Consider, too, what you plan to use the lawn for. Is it primarily for aesthetic purposes, or will it receive heavy traffic from usage? Take all of these things into consideration when choosing a turfgrass. Visit Your Florida Lawn for more help with selection.
The three most-used grasses for home lawns in Florida are St. Augustinegrass, bahiagrass, and centipedegrass. St. Augustinegrass, the most popular lawn grass in Florida, does not perform well during extended dry periods. Bahiagrass and centipedegrass, however, both have good drought tolerance, but centipedegrass is adapted to North Florida only. These low-maintenance lawn grasses require less water and fertilizer than other species, and thus less mowing and pest control. A low-maintenance lawn will generally look better during extended dry spells because it relies on less water and fertilizer in general, both of which are reduced during drought.
Deep-rooted bahiagrass and centipedegrass grow best in acidic, sandy soils that do not retain water. These grasses survive dry spells better and resist other kinds of stresses, such as traffic. The deep roots of these grasses make them good choices for establishing a lawn during an extended drought.
In most parts of Florida, irrigate by applying 1/2–3/4 inches of water at any given time. In very sandy soil, you may need to apply the 3/4-inch rate. In North Florida and the panhandle, where soils are heavier and have more clay, you may only need to use the 1/2-inch rate. In southeast Florida and the Keys, where the soil is shallow, you may only need to irrigate 1/4 inch to saturate it.
More lawns are damaged by over-watering than by any other cultural practice, so watering restrictions may not actually be as devastating as they seem. Water only when your lawn shows one of the three signs of wilt (lengthwise-folded blades, blue-gray color, or footprints remaining in grass).
Fertilization and Mowing
Bahiagrass and centipedegrass only need to be fertilized one or two times a year. For the correct fertilizer rates to use, read "Figuring Out Fertilizer for the Home Lawn." Both grasses should be mowed as needed, maintaining the highest recommended height for their respective species. For bahiagrass this is 3.5–4 inches and 1–2 inches for centipedegrass.
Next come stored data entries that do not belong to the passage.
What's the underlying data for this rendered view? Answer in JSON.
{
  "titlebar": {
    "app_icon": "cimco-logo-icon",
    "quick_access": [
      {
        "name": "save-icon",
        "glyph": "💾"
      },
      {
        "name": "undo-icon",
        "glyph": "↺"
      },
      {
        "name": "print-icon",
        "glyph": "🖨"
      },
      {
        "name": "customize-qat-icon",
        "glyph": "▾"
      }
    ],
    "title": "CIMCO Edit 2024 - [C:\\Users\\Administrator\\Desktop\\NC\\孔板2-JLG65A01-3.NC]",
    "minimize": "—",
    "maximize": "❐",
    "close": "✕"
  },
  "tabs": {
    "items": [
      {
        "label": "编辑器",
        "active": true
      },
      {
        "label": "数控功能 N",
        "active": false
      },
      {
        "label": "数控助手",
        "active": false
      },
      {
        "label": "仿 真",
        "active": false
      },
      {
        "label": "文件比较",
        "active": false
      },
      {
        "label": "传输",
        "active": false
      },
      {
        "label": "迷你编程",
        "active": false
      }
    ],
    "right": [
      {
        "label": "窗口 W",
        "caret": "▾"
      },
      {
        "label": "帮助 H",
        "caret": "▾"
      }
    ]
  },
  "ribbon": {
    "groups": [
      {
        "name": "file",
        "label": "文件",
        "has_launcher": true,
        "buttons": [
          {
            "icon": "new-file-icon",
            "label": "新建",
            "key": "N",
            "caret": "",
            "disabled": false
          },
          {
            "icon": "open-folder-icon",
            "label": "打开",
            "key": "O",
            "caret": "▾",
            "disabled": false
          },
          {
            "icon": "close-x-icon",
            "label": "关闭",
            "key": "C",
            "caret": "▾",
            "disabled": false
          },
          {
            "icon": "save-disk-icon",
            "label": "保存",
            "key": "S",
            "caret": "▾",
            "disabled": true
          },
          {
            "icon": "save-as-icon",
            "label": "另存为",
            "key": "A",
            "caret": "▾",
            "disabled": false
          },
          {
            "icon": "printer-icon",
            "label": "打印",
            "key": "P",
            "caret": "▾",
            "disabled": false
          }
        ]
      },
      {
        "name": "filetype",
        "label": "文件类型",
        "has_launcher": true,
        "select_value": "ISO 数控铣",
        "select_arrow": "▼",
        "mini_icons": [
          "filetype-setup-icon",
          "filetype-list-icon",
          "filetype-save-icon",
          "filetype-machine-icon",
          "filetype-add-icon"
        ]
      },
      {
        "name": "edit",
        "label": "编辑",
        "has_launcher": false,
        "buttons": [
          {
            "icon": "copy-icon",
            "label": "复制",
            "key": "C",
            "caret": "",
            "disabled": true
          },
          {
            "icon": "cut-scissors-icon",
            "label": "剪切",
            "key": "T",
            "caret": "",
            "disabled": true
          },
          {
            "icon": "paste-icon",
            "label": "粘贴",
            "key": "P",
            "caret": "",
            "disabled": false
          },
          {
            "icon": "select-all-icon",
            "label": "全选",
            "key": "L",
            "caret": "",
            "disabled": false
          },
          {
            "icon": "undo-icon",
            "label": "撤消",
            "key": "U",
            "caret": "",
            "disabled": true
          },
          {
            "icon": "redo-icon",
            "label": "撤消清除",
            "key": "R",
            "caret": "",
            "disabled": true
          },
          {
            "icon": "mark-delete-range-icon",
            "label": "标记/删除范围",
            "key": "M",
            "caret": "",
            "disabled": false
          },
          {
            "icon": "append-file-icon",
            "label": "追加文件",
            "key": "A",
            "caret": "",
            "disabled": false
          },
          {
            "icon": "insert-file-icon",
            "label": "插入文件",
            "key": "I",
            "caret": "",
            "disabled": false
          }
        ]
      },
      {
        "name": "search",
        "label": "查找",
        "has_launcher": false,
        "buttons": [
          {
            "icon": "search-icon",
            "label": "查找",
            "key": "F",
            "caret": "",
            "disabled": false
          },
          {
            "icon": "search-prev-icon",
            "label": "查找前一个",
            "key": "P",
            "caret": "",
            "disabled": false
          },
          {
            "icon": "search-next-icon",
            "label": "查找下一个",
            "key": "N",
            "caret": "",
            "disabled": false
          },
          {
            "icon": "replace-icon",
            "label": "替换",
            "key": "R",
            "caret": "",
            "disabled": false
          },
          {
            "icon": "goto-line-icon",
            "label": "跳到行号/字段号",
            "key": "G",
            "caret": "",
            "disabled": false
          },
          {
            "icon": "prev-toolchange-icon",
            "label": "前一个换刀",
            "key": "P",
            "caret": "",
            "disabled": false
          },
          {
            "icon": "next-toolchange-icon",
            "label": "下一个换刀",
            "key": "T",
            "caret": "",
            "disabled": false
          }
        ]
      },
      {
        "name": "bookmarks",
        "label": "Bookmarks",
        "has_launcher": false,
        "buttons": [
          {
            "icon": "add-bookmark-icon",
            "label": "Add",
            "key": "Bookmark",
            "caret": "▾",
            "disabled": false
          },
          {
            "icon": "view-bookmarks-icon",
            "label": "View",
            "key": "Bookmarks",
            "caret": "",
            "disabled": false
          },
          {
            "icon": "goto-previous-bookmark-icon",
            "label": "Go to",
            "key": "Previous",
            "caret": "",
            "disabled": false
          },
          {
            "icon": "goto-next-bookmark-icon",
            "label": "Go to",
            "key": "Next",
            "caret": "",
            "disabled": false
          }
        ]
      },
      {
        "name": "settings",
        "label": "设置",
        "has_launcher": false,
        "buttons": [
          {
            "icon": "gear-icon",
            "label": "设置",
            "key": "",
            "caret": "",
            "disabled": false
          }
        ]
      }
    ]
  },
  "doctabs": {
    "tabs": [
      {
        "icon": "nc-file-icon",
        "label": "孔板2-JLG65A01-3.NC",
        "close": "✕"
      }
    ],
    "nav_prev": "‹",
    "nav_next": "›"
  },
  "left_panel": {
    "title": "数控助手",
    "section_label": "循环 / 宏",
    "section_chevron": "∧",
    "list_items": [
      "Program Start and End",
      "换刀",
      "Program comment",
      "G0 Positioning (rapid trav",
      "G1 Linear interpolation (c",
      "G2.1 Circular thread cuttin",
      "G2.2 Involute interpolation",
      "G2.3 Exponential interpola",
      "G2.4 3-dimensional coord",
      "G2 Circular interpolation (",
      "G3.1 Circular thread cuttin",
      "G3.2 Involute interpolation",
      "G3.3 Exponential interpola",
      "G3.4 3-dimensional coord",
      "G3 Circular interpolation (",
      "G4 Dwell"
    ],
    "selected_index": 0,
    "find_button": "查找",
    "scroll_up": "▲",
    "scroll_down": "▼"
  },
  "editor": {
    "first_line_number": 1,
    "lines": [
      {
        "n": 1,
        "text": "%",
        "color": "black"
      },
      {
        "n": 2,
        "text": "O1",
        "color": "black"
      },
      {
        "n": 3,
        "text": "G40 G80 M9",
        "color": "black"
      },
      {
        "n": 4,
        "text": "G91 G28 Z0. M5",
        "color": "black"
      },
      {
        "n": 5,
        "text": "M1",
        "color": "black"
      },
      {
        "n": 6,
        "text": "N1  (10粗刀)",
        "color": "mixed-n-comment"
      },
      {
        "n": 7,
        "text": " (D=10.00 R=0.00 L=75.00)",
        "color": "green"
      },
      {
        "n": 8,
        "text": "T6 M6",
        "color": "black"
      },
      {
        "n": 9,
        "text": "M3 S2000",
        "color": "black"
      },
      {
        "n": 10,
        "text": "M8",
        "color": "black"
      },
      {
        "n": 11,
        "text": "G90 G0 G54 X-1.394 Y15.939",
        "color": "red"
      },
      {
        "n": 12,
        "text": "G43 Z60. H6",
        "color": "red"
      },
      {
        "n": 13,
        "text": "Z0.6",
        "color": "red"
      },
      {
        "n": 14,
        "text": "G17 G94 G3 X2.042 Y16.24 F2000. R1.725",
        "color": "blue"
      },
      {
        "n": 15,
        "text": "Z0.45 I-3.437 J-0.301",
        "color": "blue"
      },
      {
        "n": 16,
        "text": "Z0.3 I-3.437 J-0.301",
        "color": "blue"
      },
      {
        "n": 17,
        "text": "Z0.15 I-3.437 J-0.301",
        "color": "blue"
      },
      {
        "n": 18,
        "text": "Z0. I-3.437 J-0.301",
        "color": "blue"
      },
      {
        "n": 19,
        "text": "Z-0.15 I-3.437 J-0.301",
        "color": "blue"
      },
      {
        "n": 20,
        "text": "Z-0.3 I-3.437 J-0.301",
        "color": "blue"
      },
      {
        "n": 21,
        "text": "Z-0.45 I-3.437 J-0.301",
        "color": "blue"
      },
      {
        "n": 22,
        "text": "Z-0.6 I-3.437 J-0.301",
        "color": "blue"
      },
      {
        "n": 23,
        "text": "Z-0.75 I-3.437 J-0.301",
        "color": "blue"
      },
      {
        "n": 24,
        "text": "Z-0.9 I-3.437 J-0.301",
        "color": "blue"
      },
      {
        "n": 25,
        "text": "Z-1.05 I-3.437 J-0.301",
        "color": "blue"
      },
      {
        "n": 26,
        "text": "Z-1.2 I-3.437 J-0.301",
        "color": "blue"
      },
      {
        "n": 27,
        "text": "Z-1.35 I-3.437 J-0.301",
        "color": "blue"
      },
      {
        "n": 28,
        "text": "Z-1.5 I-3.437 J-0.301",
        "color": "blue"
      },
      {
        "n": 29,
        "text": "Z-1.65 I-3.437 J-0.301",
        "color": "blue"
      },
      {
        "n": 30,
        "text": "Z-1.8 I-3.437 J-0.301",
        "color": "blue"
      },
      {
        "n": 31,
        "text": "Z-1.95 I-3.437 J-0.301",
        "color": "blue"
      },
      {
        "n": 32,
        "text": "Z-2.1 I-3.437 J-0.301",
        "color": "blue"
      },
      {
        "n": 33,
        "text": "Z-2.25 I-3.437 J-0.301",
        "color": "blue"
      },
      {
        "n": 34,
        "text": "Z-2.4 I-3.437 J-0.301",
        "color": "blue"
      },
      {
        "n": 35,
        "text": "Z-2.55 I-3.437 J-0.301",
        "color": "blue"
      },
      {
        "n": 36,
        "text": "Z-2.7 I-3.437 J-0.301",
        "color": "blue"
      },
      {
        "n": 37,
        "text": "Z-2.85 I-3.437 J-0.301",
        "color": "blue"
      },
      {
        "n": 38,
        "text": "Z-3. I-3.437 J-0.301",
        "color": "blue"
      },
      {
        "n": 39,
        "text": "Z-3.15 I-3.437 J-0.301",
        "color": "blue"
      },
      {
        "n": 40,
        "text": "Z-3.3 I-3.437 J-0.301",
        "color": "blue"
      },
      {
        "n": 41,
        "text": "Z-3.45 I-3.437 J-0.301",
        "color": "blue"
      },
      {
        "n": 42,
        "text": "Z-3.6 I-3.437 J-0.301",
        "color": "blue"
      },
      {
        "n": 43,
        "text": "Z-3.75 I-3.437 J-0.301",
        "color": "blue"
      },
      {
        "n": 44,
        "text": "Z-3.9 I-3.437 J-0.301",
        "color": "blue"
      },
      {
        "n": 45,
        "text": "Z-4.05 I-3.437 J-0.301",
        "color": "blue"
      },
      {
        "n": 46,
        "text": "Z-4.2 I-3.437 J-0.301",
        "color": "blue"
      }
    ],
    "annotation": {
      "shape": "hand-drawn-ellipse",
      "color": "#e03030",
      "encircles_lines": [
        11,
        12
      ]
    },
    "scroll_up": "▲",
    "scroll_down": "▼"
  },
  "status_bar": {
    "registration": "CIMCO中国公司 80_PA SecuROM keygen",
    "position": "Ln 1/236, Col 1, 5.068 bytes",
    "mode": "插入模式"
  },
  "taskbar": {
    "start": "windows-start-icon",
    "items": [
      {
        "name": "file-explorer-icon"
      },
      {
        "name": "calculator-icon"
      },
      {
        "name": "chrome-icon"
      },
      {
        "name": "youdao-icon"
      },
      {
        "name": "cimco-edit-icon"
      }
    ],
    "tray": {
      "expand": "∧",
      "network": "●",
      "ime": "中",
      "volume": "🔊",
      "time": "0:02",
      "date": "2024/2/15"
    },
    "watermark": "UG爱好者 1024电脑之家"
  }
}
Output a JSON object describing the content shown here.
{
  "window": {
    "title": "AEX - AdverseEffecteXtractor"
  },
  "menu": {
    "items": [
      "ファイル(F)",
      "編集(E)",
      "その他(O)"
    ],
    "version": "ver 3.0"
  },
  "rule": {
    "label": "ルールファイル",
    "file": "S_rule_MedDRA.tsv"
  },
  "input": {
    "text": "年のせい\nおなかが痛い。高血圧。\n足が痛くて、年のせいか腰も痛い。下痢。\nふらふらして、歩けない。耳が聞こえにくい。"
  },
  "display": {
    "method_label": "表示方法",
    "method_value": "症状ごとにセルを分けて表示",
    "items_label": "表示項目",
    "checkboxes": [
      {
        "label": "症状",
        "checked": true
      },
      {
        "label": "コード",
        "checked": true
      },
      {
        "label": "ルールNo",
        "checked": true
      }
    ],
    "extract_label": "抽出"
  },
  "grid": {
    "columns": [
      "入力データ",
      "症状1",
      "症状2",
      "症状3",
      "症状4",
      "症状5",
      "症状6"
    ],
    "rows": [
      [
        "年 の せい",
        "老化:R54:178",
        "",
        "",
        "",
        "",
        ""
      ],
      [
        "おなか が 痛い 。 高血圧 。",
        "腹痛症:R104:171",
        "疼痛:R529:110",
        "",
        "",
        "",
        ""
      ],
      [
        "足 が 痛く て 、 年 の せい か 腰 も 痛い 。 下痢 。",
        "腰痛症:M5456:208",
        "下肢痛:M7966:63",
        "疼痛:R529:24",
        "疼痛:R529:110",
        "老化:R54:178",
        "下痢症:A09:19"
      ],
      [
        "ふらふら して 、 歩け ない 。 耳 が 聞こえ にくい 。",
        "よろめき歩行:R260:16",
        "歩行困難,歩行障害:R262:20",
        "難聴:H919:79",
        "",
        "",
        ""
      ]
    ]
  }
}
Be aware that bahiagrass does tend to form tall seedheads during the growing season, which may be unsightly on a home lawn.
All grasses have some pest problems, but bahiagrass and centipedegrass are generally less affected than other species. Sometimes pests can be managed by cultural practices such as fertilization, irrigation, and mowing. Other times, chemical controls may be required. Mole crickets are the major insect problem for bahiagrass, while ground pearls are the most prevalent insect pest of centipedegrass.